A principal problemática do livro gira em torno da condenação ferrenha do cristianismo à pratica da usura. Segundo os católicos, o usurário era a pior espécie de ser humano. Enquanto ladrões roubavam bens e objetos, o usurário roubava Deus. Ora, se o usurário empresta o dinheiro e recebe o lucro em cima do tempo, sendo Deus o único dono e senhor do tempo, logo o usurário está roubando a Deus. O problema é que essa condenação exagerada do usurário começou a se tornar inconveniente quando aos poucos o sistema capitalista começou a dar mostras de nascimento. Então, convenientemente, criou-se a idéia de que um usurário, caso devolvesse o lucro ilícito proveniente da usura antes da morte, poderia encontrar a salvação – esta provavelmente pelo purgatório. Como em um determinado trecho é explicitado: “O purgatório, decididamente, não é mais do que uma oportunidade que o cristianismo dá ao usurário no século XIII, mas só o purgatório lhe assegura o paraíso sem restrição.”

O livro ilustra através de pequenas parábolas da época o medo que o usurário tinha da morte e todos os infortúnios que a prática da usura o traria, em vida ou após a morte. Mostra também o quanto essa aversão contribuiu para agravar a imagem negativa que o ocidente medieval cristão possuía dos judeus.

Porém, como já dito anteriormente, os usurários foram peças fundamentais para a formação do capitalismo como o conhecemos atualmente. Os usurários do passado – pelo menos boa parte deles – se tornaram comerciantes, e assim esses sistema econômico teve seu surgimento.


Considero o trabalho anteriormente resenhado (O Deus da Idade Média) mais interessante, mas devo dizer que isso se deve ao fato de eu ser mais interessado nos aspectos religiosos do que político-econômicos das civilizações. Este livro torna-se de grande valia para qualquer um que queira entender como a religião teve que adaptar-se às mudanças da sociedade, mesmo aquelas que feriam suas doutrinas mais antigas.

Preço médio: 21,90

Jacques Le Goff - O Deus da Idade Média

LE GOFF, Jacques. O Deus da Idade Média: conversas com Jean-Luc Pouthier; Rio de Janeiro: Civilização Brasileira, 2007.



Enquanto o mundo se afoga em profecias apocalípticas de fim dos dias, Igrejas das mais diversas surgem prometendo a salvação, esta sendo rejeitada gradativamente por um mundo que torna-se apático ao que no passado era a razão de todo um comportamento regrado. Se hoje podemos nos imaginar livres de religiões e dogmas, o ocidente medieval não podia. É impossível dissociar Deus, Igreja Católica e a Idade Média, dado o grau de importância que esta Igreja possuía e sua influência sobre toda uma civilização, com diversos resquícios que duram até hoje.

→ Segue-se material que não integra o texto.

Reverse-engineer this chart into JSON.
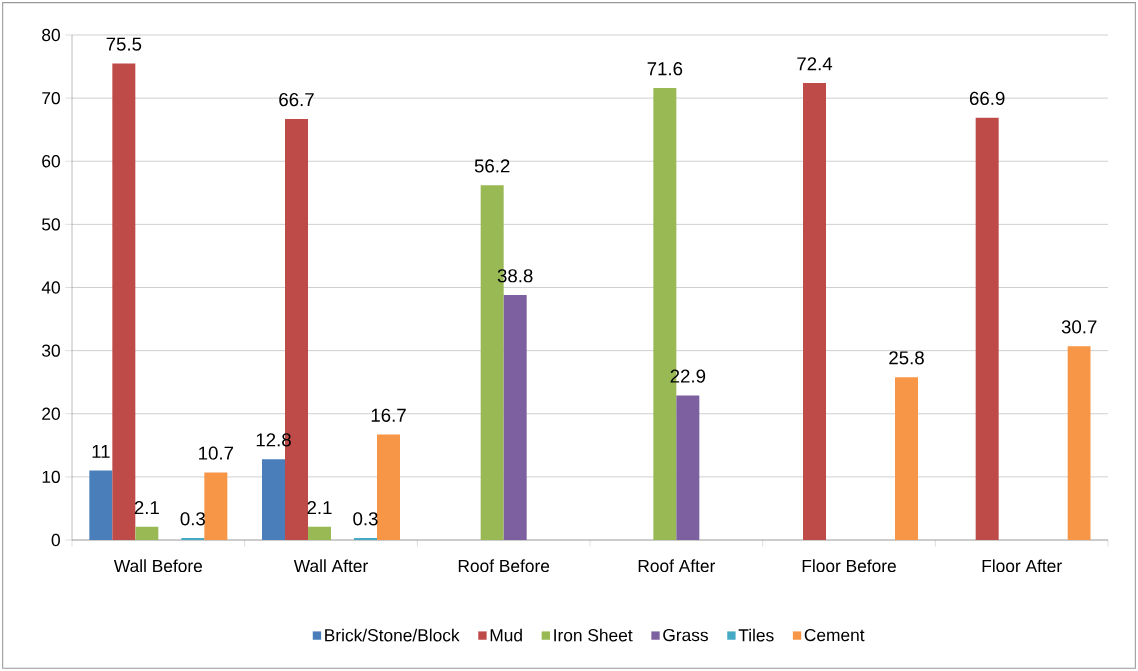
{
  "chart_data": {
    "type": "bar",
    "categories": [
      "Wall Before",
      "Wall After",
      "Roof Before",
      "Roof After",
      "Floor Before",
      "Floor After"
    ],
    "series": [
      {
        "name": "Brick/Stone/Block",
        "color": "#4a7ebb",
        "values": [
          11,
          12.8,
          null,
          null,
          null,
          null
        ]
      },
      {
        "name": "Mud",
        "color": "#be4b48",
        "values": [
          75.5,
          66.7,
          null,
          null,
          72.4,
          66.9
        ]
      },
      {
        "name": "Iron Sheet",
        "color": "#98b954",
        "values": [
          2.1,
          2.1,
          56.2,
          71.6,
          null,
          null
        ]
      },
      {
        "name": "Grass",
        "color": "#7d60a0",
        "values": [
          null,
          null,
          38.8,
          22.9,
          null,
          null
        ]
      },
      {
        "name": "Tiles",
        "color": "#46aac5",
        "values": [
          0.3,
          0.3,
          null,
          null,
          null,
          null
        ]
      },
      {
        "name": "Cement",
        "color": "#f79646",
        "values": [
          10.7,
          16.7,
          null,
          null,
          25.8,
          30.7
        ]
      }
    ],
    "ylim": [
      0,
      80
    ],
    "yticks": [
      0,
      10,
      20,
      30,
      40,
      50,
      60,
      70,
      80
    ],
    "grid": "y",
    "legend": "bottom",
    "data_labels": true
  }
}
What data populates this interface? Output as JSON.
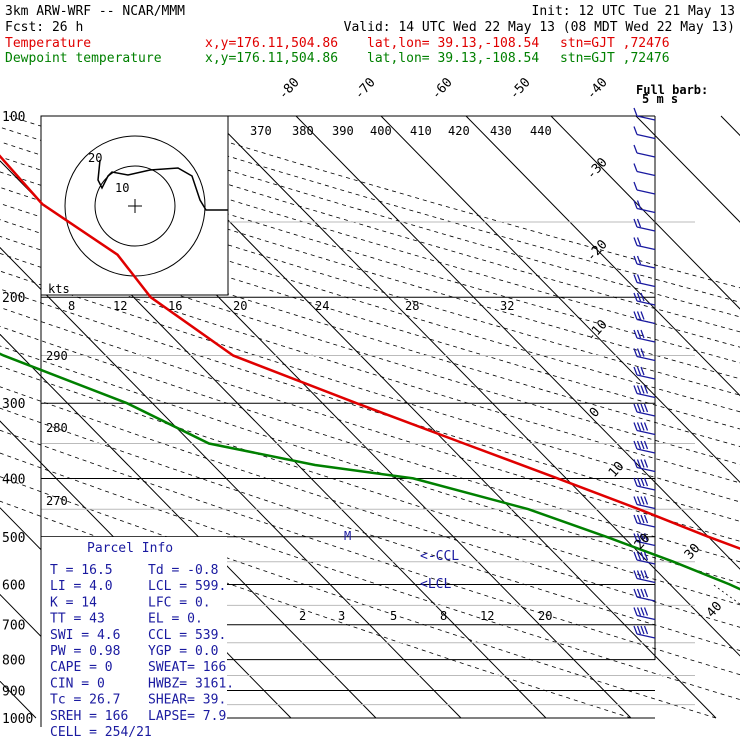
{
  "header": {
    "model": "3km ARW-WRF -- NCAR/MMM",
    "fcst": "Fcst:    26 h",
    "init": "Init: 12 UTC Tue 21 May 13",
    "valid": "Valid: 14 UTC Wed 22 May 13 (08 MDT Wed 22 May 13)",
    "temp_label": "Temperature",
    "dew_label": "Dewpoint temperature",
    "xy": "x,y=176.11,504.86",
    "latlon": "lat,lon= 39.13,-108.54",
    "stn": "stn=GJT ,72476"
  },
  "colors": {
    "temperature": "#e00000",
    "dewpoint": "#008000",
    "wind": "#1a1aa0"
  },
  "barb_legend": {
    "line1": "Full barb:",
    "line2": "5 m s"
  },
  "chart_data": {
    "type": "line",
    "title": "",
    "pressure_levels": [
      "100",
      "200",
      "300",
      "400",
      "500",
      "600",
      "700",
      "800",
      "900",
      "1000"
    ],
    "mixing_ratio_labels": [
      "2",
      "3",
      "5",
      "8",
      "12",
      "20"
    ],
    "isotherm_top_labels": [
      "-80",
      "-70",
      "-60",
      "-50",
      "-40"
    ],
    "isotherm_right_labels": [
      "-30",
      "-20",
      "-10",
      "0",
      "10",
      "20",
      "30",
      "40"
    ],
    "theta_labels": [
      "290",
      "280",
      "270"
    ],
    "thetae_labels": [
      "370",
      "380",
      "390",
      "400",
      "410",
      "420",
      "430",
      "440"
    ],
    "hodograph": {
      "units": "kts",
      "tick_labels": [
        "8",
        "12",
        "16",
        "20",
        "24",
        "28",
        "32"
      ],
      "ring_labels": [
        "20",
        "10"
      ]
    },
    "lcl_labels": [
      "<-CCL",
      "<LCL"
    ],
    "lfc_marker": "M",
    "series": [
      {
        "name": "Temperature",
        "points": [
          {
            "p": 100,
            "t": -49
          },
          {
            "p": 140,
            "t": -50
          },
          {
            "p": 170,
            "t": -47
          },
          {
            "p": 200,
            "t": -48
          },
          {
            "p": 250,
            "t": -45
          },
          {
            "p": 300,
            "t": -36
          },
          {
            "p": 350,
            "t": -28
          },
          {
            "p": 400,
            "t": -21
          },
          {
            "p": 450,
            "t": -15
          },
          {
            "p": 500,
            "t": -10
          },
          {
            "p": 550,
            "t": -5
          },
          {
            "p": 600,
            "t": -1
          },
          {
            "p": 650,
            "t": 4
          },
          {
            "p": 700,
            "t": 7
          },
          {
            "p": 750,
            "t": 11
          },
          {
            "p": 800,
            "t": 15
          },
          {
            "p": 830,
            "t": 16.5
          }
        ]
      },
      {
        "name": "Dewpoint temperature",
        "points": [
          {
            "p": 100,
            "t": -86
          },
          {
            "p": 140,
            "t": -86
          },
          {
            "p": 170,
            "t": -82
          },
          {
            "p": 200,
            "t": -80
          },
          {
            "p": 250,
            "t": -72
          },
          {
            "p": 300,
            "t": -63
          },
          {
            "p": 350,
            "t": -58
          },
          {
            "p": 380,
            "t": -48
          },
          {
            "p": 400,
            "t": -38
          },
          {
            "p": 450,
            "t": -28
          },
          {
            "p": 500,
            "t": -22
          },
          {
            "p": 550,
            "t": -17
          },
          {
            "p": 600,
            "t": -13
          },
          {
            "p": 650,
            "t": -10
          },
          {
            "p": 700,
            "t": -7
          },
          {
            "p": 750,
            "t": -4
          },
          {
            "p": 800,
            "t": -2
          },
          {
            "p": 830,
            "t": -0.8
          }
        ]
      }
    ]
  },
  "parcel_info": {
    "title": "Parcel Info",
    "rows": [
      [
        "T  =    16.5",
        "Td =   -0.8"
      ],
      [
        "LI =     4.0",
        "LCL =  599."
      ],
      [
        "K  =      14",
        "LFC =    0."
      ],
      [
        "TT =      43",
        "EL  =    0."
      ],
      [
        "SWI =    4.6",
        "CCL =  539."
      ],
      [
        "PW =    0.98",
        "YGP =   0.0"
      ],
      [
        "CAPE =     0",
        "SWEAT=  166"
      ],
      [
        "CIN =      0",
        "HWBZ= 3161."
      ],
      [
        "Tc =    26.7",
        "SHEAR=  39."
      ],
      [
        "SREH =   166",
        "LAPSE=  7.9"
      ],
      [
        "CELL = 254/21",
        ""
      ]
    ]
  }
}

Este cenário, que podemos chamar de exótico caso queiramos nos utilizar de eufemismo, é ideal para inspirar uma boa obra. E esta resenha fala de uma. Mais precisamente O Deus da Idade Média, do medievalista francês Jacques Le Goff.

Sendo um dos maiores medievalistas do mundo, Le Goff dedicou a maior parte de suas obras a essa época tão cheia de nuances. Neste livro, o autor foca na presença de Deus neste período, desenvolvendo a obra através de conversas – como já explicita o sub-título – com o historiador e redator-chefe da revista Le Monde de La Bible, Jean-Luc Pouthier.

O livro aborda diversas questões. É discutida, por exemplo, a visão que a população medieval possuía de Deus, como o imaginavam e sua relação com o mesmo. Logo no primeiro capítulo, com poucas palavras, Le Goff explicita o início do Cristianismo e esboça sua expansão:

“A Antiguidade tardia é o período em que o Deus dos cristãos se torna o Deus único do Império Romano. Esse Deus é um Deus oriental que consegue se impor no Ocidente. Os primeiros grupos de cristãos se desenvolveram um pouco à maneira de uma seita, que faz conquistas e cujo número de membros cresce.” (1)

Ainda no mesmo capítulo, é importante frisarmos a influência de práticas pagãs no culto cristão. Essas práticas continuaram sendo praticadas na surdina pelos camponeses. Ora, á partir do momento que 90% da população se concentrava nos campos, temos aí uma grande deturpação deste culto cristão que prega a idéia de que toda crença fora do cristianismo é de origem demoníaca.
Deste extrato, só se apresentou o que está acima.